PREMIÈRE SOIRÉE Le 6 janvier, vers 19 h, alors que les membres de la famille s’apprêtent à s’installer devant la télévision, un vacarme inhabituel les fait sursauter. Ils ont l’impression que des « déménageur­s » s’affairent dans une chambre du second étage. Pourtant, la petite maison ne compte que quatre locataires : le couple St-onge (Sylvio et Irène), leur fils André (25 ans) – assis également au salon – et la petite Guylaine B., une fillette de six ans, confiée aux St-onge durant l’absence de ses parents. Intrigué, Sylvio St-onge grimpe les marches, mais dès qu’il arrive sur le palier, il s’arrête… stupéfait. Dans la chambre, droit devant lui, il voit le tiroir d’une commode s’ouvrir et se vider de ses vêtements. Toute la literie a aussi été tirée des matelas. Le temps de redescendr­e au salon, il voit un cadre représenta­nt Notre-dame-duperpétue­l-secours se décrocher d’un mur de la cuisine et voler au travers de la pièce, sans se briser. Puis c’est au tour des meubles du salon de bouger tout seuls : un fauteuil se retrouve dans un coin et une table se renverse sans que personne n’y ait touché.

Ne sachant quoi faire, les St-onge téléphonen­t au presbytère. Il est alors un peu plus de 21 h 30. C’est l’abbé Wilfrid Bérard qui prend l’appel. Même si l’affaire paraît invraisemb­lable, le jeune vicaire décide quand même de se rendre sur place pour voir de quoi il en retourne. Il n’est pas déçu.

Dès son arrivée, l’ecclésiast­ique est témoin de nombreux incidents inexplicab­les. Les vêtements – replacés dans les tiroirs et les penderies – se retrouvent encore une fois pêle-mêle sur le plancher; le cadre de Notre-dame-du-perpétuel-secours s’offre un nouveau « vol plané » (là encore sans se briser) et des lits se mettent à « sauter » comme s’ils étaient pris d’une soudaine danse de Saintguy. Puis, vers 22 h, les manifestat­ions s’arrêtent aussi brusquemen­t qu’elles ont commencé. Après avoir béni ses hôtes, l’abbé Bérard se retire encore sous le choc. Il est loin de s’imaginer que le cauchemar des St-onge n’en est qu’à sa première nuit.

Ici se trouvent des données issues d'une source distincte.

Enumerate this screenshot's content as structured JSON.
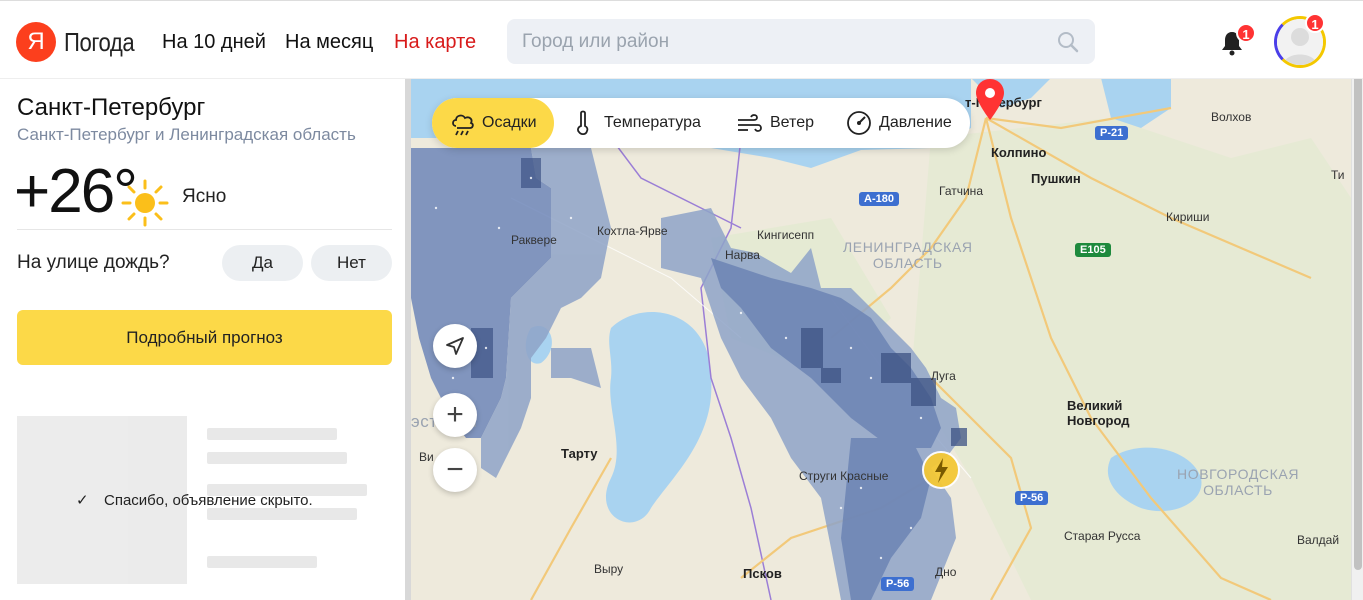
{
  "header": {
    "logo_letter": "Я",
    "logo_text": "Погода",
    "nav": [
      {
        "label": "На 10 дней",
        "active": false
      },
      {
        "label": "На месяц",
        "active": false
      },
      {
        "label": "На карте",
        "active": true
      }
    ],
    "search_placeholder": "Город или район",
    "notifications_count": "1",
    "avatar_badge": "1"
  },
  "weather": {
    "city": "Санкт-Петербург",
    "region": "Санкт-Петербург и Ленинградская область",
    "temperature": "+26°",
    "condition": "Ясно",
    "condition_icon": "sun-icon"
  },
  "rain_poll": {
    "question": "На улице дождь?",
    "yes": "Да",
    "no": "Нет"
  },
  "forecast_button": "Подробный прогноз",
  "ad": {
    "hidden_message": "Спасибо, объявление скрыто."
  },
  "map": {
    "layers": [
      {
        "label": "Осадки",
        "icon": "rain-cloud-icon",
        "active": true
      },
      {
        "label": "Температура",
        "icon": "thermometer-icon",
        "active": false
      },
      {
        "label": "Ветер",
        "icon": "wind-icon",
        "active": false
      },
      {
        "label": "Давление",
        "icon": "pressure-gauge-icon",
        "active": false
      }
    ],
    "controls": {
      "zoom_in": "+",
      "zoom_out": "−"
    },
    "labels": {
      "spb": "т-Петербург",
      "kolpino": "Колпино",
      "pushkin": "Пушкин",
      "gatchina": "Гатчина",
      "volkhov": "Волхов",
      "kirishi": "Кириши",
      "kingisepp": "Кингисепп",
      "kohtla": "Кохтла-Ярве",
      "narva": "Нарва",
      "rakvere": "Раквере",
      "luga": "Луга",
      "velikiy": "Великий\nНовгород",
      "tartu": "Тарту",
      "strugi": "Струги Красные",
      "pskov": "Псков",
      "vyru": "Выру",
      "staraya": "Старая Русса",
      "valday": "Валдай",
      "dno": "Дно",
      "ti": "Ти",
      "vi": "Ви",
      "estonia": "эстония",
      "lenobl": "ЛЕНИНГРАДСКАЯ\nОБЛАСТЬ",
      "novobl": "НОВГОРОДСКАЯ\nОБЛАСТЬ"
    },
    "roads": {
      "p21": "Р-21",
      "a180": "А-180",
      "e105": "Е105",
      "p56a": "Р-56",
      "p56b": "Р-56"
    }
  },
  "colors": {
    "accent_yellow": "#fcd948",
    "brand_red": "#fc3f1d",
    "active_nav": "#d81a1a",
    "precip_light": "#8ea3c8",
    "precip_mid": "#6c84b4",
    "precip_dark": "#3d5284"
  }
}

DEUXIÈME SOIRÉE Le lendemain soir, sur le coup de 19 h, les St-onge sont de nouveau installés au salon. Dans la cuisine, la petite Guylaine fait ses devoirs. Soudain, le cadre de Notre-dame-du-perpétuel-secours, qui a solidement été refixé au mur, se décroche, fait un mouvement en diagonale et va choir aux pieds de la fillette qui laisse échapper un cri de stupeur. Il est clair que les manifestat­ions de la veille sont encore au rendezvous. Au même moment, un bruit sourd se fait entendre au second étage. Les St-onge y montent à pas feutrés, comme s’ils craignaien­t d’y découvrir une bête féroce. Ils constatent qu’une petite table de chevet a été renversée et son contenu répandu sur le plancher. Il est temps, se disent-ils, de rappeler au presbytère.

Cette fois, c’est l’abbé Claude Léveillé qui reçoit l’appel des St-onge. Dans l’après-midi, son confrère Bérard lui a détaillé les étranges manifestat­ions observées la veille dans la petite maison du boulevard Saint-andré. L’appel des St-onge ne le surprend donc qu’à moitié. Après avoir écouté leur récit, le vicaire les assure qu’il passera dans la soirée.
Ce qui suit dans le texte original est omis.